Having struggled with her identity while in college, Moody says it’s important for her to have a relationship of support with her students who might have a similar story.
“Growing up, I always knew I was American Indian, but I never felt really comfortable with just expressing that," Moody says. "I could get around a lot of the questions that went with if people find out you’re Native, 'OK, well how do you say this in your language, well what does this mean?’ I didn’t have a lot of that background so I was able to avoid a lot of those conversations. I hid for quite a while on campus.”
With continuous support from faculty in the American Indian studies program, Moody learned to feel and be comfortable with being American Indian, which she says has enabled her to bring that perspective to Native students at UW-Eau Claire who might have a similar experience.
“There are a lot of students who are in that same situation of not quite feeling comfortable because they didn’t grow up with their traditions and customs on a reservation," Moody says. "They might not speak the language — and still have that aspect of ‘I know who I am, but I’m not quite comfortable with expressing it.’ So I think that’s a connection I can make with students who are feeling that way by saying, ‘Hey, I went through that too, and it’s OK. So, let’s talk about it, and let’s figure out how we can make you more comfortable.'”
Moody is thrilled to be back as a faculty member at UW-Eau Claire, a place she says gave so much to her when she was a student. As faculty, she enjoys teaching and watching students learn and grow in their experiences.

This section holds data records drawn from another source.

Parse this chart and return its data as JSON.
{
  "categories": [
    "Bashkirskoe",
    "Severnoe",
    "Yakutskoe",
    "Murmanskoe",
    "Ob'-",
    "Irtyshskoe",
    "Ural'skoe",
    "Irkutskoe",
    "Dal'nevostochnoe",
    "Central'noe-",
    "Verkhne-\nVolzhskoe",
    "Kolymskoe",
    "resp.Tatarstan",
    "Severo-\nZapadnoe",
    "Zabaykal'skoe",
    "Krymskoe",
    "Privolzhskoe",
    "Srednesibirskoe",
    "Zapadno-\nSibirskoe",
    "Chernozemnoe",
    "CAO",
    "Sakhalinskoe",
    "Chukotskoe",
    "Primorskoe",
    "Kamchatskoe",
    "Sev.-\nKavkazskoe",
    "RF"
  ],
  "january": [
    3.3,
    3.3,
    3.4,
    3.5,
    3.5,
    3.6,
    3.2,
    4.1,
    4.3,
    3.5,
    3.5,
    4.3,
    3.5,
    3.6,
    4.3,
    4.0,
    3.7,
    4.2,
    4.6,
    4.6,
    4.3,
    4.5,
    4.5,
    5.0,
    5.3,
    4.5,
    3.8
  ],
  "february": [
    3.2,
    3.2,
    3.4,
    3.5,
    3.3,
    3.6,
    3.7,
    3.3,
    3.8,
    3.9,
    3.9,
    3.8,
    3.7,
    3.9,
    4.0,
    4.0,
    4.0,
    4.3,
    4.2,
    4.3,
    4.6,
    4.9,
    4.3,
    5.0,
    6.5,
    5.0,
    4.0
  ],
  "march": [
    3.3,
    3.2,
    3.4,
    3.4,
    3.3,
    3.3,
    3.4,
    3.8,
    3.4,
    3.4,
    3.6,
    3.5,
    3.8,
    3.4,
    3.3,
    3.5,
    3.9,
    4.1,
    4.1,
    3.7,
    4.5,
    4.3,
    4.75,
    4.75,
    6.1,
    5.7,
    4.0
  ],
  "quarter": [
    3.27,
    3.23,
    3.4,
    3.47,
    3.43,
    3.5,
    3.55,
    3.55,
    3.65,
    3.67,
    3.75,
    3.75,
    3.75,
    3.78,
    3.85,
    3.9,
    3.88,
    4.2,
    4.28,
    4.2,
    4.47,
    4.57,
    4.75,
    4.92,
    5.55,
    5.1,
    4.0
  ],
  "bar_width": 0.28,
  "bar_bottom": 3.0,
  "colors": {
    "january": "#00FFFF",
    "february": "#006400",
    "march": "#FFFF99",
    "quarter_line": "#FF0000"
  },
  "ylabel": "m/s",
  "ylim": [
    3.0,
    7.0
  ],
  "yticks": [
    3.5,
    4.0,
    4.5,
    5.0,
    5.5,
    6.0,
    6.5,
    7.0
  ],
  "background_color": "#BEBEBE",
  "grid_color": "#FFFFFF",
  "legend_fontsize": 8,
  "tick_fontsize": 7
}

“I love watching students learn information for the first time, to challenge not just their misconceptions, but to challenge their experiences growing up," Moody says. "We have a large student population on our campus that has not been exposed to a lot of diversity in their experiences, and rural neighborhoods, or places where they don’t get to experience American Indian culture. I think for them, seeing them open their eyes for the first time is really a fantastic aspect of teaching, bringing them a knowledge that they weren’t aware was even out there.”